Membaca Realitas

SERUMBI 2026 Jadi Strategi BI Malut Dorong UMKM Tembus Pasar Global

Ternate, Kalesang – Kantor Perwakilan Bank Indonesia (KPwBI) Provinsi Maluku Utara kembali meluncurkan Program Serangkaian Kurasi UMKM & Wirausaha Unggulan Bank Indonesia (SERUMBI) tahun 2026. Program ini dirancang sebagai langkah strategis untuk mendorong pelaku UMKM naik kelas melalui penguatan digitalisasi, standardisasi produk, serta perluasan akses pasar.

Kepala KPwBI Maluku Utara, Handi Susila, Kamis (23/4/2026) menyampaikan bahwa pada tahun ini pihaknya menitikberatkan pada perluasan jangkauan program agar tidak hanya terpusat di Kota Ternate. Menurutnya, penguatan ekstensifikasi menjadi kunci agar pengembangan ekonomi dapat dirasakan lebih merata oleh pelaku usaha di seluruh wilayah Maluku Utara.

“Program SERUMBI merupakan upaya sistematis untuk meningkatkan daya saing UMKM lokal agar tidak hanya kuat di pasar daerah, tetapi juga mampu menembus pasar nasional hingga internasional,” ujarnya.

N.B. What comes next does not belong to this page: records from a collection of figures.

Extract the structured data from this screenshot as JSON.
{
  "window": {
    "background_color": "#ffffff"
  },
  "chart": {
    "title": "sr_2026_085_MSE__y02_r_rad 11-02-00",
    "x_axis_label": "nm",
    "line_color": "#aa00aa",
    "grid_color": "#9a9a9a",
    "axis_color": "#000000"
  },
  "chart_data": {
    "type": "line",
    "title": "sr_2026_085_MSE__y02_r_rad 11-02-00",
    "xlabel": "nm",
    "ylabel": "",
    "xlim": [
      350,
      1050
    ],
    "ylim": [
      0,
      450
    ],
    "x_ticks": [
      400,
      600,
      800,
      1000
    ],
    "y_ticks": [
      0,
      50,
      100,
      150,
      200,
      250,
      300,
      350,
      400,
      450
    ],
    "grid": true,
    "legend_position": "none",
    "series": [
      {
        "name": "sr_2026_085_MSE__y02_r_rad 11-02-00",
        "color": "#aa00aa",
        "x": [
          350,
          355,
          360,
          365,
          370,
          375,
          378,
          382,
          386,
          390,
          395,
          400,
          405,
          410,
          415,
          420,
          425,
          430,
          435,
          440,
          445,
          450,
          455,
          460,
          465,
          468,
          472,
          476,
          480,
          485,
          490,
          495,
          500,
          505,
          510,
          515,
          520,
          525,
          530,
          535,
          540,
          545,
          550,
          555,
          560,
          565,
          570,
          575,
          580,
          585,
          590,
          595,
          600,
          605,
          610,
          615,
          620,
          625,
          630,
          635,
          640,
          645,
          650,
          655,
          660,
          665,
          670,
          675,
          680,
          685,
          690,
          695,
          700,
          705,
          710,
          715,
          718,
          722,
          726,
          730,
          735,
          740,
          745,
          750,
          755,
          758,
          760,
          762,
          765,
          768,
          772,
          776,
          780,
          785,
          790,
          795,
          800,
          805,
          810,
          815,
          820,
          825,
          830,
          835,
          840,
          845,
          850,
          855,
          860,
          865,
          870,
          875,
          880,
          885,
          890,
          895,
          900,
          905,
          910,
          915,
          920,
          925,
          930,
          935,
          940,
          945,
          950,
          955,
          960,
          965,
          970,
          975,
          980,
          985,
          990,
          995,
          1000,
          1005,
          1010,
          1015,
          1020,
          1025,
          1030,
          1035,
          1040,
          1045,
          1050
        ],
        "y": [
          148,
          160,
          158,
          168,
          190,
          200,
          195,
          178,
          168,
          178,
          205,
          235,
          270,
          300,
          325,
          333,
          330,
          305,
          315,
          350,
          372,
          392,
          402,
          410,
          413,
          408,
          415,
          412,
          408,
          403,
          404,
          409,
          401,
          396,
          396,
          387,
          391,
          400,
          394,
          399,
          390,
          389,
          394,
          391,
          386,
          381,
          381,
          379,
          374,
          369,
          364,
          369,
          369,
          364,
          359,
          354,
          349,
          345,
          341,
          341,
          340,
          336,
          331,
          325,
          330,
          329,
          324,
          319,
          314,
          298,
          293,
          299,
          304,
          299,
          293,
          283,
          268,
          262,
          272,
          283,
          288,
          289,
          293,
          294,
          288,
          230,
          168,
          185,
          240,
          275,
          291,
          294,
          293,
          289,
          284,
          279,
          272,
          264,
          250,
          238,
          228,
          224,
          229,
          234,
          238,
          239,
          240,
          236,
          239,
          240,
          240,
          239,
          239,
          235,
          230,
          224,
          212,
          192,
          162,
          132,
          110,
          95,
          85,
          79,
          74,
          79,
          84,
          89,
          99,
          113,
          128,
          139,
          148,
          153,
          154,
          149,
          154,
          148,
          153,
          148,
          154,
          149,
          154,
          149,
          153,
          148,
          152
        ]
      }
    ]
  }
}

Pelaksanaan SERUMBI 2026 dimulai dengan tahapan pendaftaran dan seleksi administrasi sepanjang April. Peserta yang lolos seleksi awal akan mengikuti seminar dan assessment pada 11 Mei 2026 sebagai pembekalan dasar terkait kewirausahaan digital dan penguatan ekonomi.

Selanjutnya, peserta akan memasuki tahap kurasi produk oleh para ahli profesional yang dijadwalkan pada 12–13 Mei 2026. Produk yang memenuhi standar akan melanjutkan ke fase bootcamp pada 22–26 Mei 2026, yang difokuskan pada pelatihan intensif pengembangan bisnis.

Rangkaian program ini kemudian dilanjutkan dengan pendampingan onboarding pada Juni, mentoring berkelanjutan pada Juli hingga Oktober, hingga ditutup dengan puncak apresiasi UMKM pada Oktober 2026.

Melalui program ini, pelaku UMKM juga berpeluang mengikuti berbagai ajang pameran bergengsi, seperti Festival Salawaku, Malut Halal Fair, Karya Kreatif Indonesia (KKI), hingga Indonesia Sharia Economic Festival sebagai bagian dari promosi produk ke pasar yang lebih luas.